I found myself having to look around and find new perspectives.  While waiting outside a gift shop, I found a whirlygig that had some cool shapes.  I could use the f/2 aperture to blur out any distracting elements in the background.  I focused on water dripping from a pipe.  I found a single yellow petal from a Sunflower in a bed of red leaves (I didn't put it there, this time.)

f 5.6, 1/90 sec, ISO 320

f/2.8, 1/2000 sec, ISO 200
Sometimes the 35mm focal length worked out, such as the bridge photo.  Other times I had to work to create a pleasing composition because of physical barriers that kept me from being able to stand where I wanted, such as the boat and lily pad flower and the red/orange flowers where I had to cut off the left petal.
f/7.1, 1/100 sec, ISO 200

f/16, 1/120 sec, ISO 640
I found that I enjoyed my single-lens outings and found some creative photos that I might have missed if I had relied on my arsenal of lenses.  My new photos don't look like the thousands I have already taken.  By restricting one area, I have opened up my creativity and made photography fun.

Give this a try.  You don't have to restrict yourself to a single fixed focal length lens.  Restrict yourself in other ways -- only make photos that contain a specific color.  Only do portrait orientation photos.  Limit yourself to a specific aperture or shutter speed setting.  You might find you have more fun while learning to be more creative.

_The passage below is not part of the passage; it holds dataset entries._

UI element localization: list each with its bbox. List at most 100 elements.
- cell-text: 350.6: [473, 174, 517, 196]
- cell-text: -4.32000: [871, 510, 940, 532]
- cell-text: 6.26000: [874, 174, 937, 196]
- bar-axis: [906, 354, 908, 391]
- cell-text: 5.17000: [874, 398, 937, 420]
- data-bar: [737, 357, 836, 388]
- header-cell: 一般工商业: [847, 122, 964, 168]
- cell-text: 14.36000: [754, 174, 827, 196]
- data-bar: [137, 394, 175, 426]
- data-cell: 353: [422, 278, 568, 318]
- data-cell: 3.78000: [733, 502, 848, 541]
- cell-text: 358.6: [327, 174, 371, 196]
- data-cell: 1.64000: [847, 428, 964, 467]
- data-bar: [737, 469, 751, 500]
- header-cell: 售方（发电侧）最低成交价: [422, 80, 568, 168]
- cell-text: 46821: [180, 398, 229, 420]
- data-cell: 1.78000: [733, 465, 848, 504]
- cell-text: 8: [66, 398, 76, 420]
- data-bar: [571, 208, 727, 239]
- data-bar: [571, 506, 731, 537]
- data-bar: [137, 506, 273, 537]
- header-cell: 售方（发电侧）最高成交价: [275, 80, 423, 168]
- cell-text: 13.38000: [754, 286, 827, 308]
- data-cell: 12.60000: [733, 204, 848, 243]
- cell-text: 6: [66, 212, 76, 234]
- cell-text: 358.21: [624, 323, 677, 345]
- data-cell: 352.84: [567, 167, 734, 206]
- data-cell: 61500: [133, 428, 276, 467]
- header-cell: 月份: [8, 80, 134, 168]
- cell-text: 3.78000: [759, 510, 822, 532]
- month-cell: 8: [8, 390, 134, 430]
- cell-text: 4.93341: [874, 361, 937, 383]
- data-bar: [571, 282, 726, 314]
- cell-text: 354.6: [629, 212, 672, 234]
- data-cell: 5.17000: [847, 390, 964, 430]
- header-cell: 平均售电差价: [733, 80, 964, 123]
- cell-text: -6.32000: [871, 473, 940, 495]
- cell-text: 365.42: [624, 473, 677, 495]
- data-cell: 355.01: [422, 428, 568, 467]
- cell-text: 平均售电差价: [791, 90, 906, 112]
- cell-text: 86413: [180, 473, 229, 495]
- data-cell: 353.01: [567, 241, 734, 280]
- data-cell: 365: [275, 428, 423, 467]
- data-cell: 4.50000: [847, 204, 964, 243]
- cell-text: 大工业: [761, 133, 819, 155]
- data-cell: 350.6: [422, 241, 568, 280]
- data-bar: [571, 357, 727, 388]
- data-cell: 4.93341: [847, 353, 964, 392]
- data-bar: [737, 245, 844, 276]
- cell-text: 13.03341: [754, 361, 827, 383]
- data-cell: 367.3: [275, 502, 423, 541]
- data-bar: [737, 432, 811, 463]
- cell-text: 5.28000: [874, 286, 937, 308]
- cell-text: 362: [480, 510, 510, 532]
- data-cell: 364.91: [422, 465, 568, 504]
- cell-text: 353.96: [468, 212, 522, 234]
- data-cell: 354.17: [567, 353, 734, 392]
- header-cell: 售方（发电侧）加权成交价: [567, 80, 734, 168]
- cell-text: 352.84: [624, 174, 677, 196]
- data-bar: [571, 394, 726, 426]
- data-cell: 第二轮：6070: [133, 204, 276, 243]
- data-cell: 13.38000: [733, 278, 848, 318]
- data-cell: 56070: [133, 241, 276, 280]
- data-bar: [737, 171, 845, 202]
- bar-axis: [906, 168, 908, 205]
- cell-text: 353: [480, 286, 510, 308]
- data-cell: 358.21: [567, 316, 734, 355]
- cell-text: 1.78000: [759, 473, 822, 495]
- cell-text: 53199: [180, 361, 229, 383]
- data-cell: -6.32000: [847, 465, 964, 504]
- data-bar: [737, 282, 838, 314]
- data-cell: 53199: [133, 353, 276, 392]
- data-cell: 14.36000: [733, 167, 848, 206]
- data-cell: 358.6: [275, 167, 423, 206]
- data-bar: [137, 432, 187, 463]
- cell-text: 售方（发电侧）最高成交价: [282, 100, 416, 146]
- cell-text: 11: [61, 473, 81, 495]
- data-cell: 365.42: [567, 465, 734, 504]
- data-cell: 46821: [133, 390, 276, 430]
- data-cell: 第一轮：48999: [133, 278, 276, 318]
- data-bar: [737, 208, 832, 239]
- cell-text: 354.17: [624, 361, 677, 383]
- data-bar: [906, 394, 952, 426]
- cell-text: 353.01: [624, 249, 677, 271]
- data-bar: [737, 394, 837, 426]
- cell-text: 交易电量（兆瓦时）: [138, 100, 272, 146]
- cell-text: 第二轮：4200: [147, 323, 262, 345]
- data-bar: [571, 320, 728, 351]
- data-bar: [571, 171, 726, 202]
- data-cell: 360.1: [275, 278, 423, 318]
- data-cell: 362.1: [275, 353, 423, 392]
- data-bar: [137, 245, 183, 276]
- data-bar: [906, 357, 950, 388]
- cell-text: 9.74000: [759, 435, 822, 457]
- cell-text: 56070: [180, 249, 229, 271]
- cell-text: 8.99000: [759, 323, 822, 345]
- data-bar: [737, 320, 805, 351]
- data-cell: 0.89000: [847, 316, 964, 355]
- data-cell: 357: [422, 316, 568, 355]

Here are a few more photos from those single-lens days.
f/5.6, 1/105 sec, ISO 400

f/5, 1/150 sec, ISO 200

f/2, 1/125 sec, ISO 160

f/2, 1/50 sec, ISO 1000

f/4, 1/45 sec, ISO 160

Sunday, July 7, 2019

Don't Be A Digital Hoarder

Here are a few tips on dealing with something that can be difficult for some people to do - deleting photos.
Violets from a walk in a local park.

In the age of high-speed digital cameras and huge memory cards, it's easy to make several hundred photos in a day.  This is especially true when visiting a place rich with photo opportunities, such as a National Park.  It can be true when just going for a walk with your camera.  Sometimes when I load the photos on my computer I will have an overwhelming number to deal with.  Here's what I do to manage those.
Sandhill Cranes from Hiwassee, TN.

  1. I use Adobe Lightroom to manage all my photos on my home computer. First thing I do after loading the day's photos is to quickly go through and mark the obvious duds as rejects, then delete them.  There is nothing special about how Lightroom does this. Other software tools allow you to quickly get rid of the duds.  The important thing is to get rid of those bad photos.
  2. I find I want to pick a few photos to quickly edit and share online.  There is nothing wrong with this, as long as I don't stop there, leaving a lot of abandoned digital images on my computer.
  3. Wait a few days then go through the photos again, picking out some more favorites to edit and more importantly, deleting more.  I always have lots of photos that are just so-so that I will probably never touch.  My camera will shoot 11 frames a second on high-speed mode so I find I also have many images of the same thing.  I use the Lightroom compare feature to cull those down to one or two to keep.
  4. The final step is one I don't always do but can be the most important.  I will go back to the photos several months later and go through them again.  At this point, I will have several that I edited, and some of those are marked as my picks or favorites.  I want to be aggressive here, deleting the majority of those unedited photos.  Sometimes I'll find a photo that I hadn't edited that turns out to be a keeper, like the two in this post.  Most of the time I find I still have a lot of photos not worth keeping.  It is this final step where I do the most clean up.  When we come back from a photo outing we are excited about our photos and don't want to delete them.  It's amazing how much easier it is to get rid of them a few months later. This morning I went through just three photo outings and deleted 549 images.  
Like a closet or garage, it's easy to let digital images get cluttered on your computer.  Be aggressive and don't become a digital hoarder.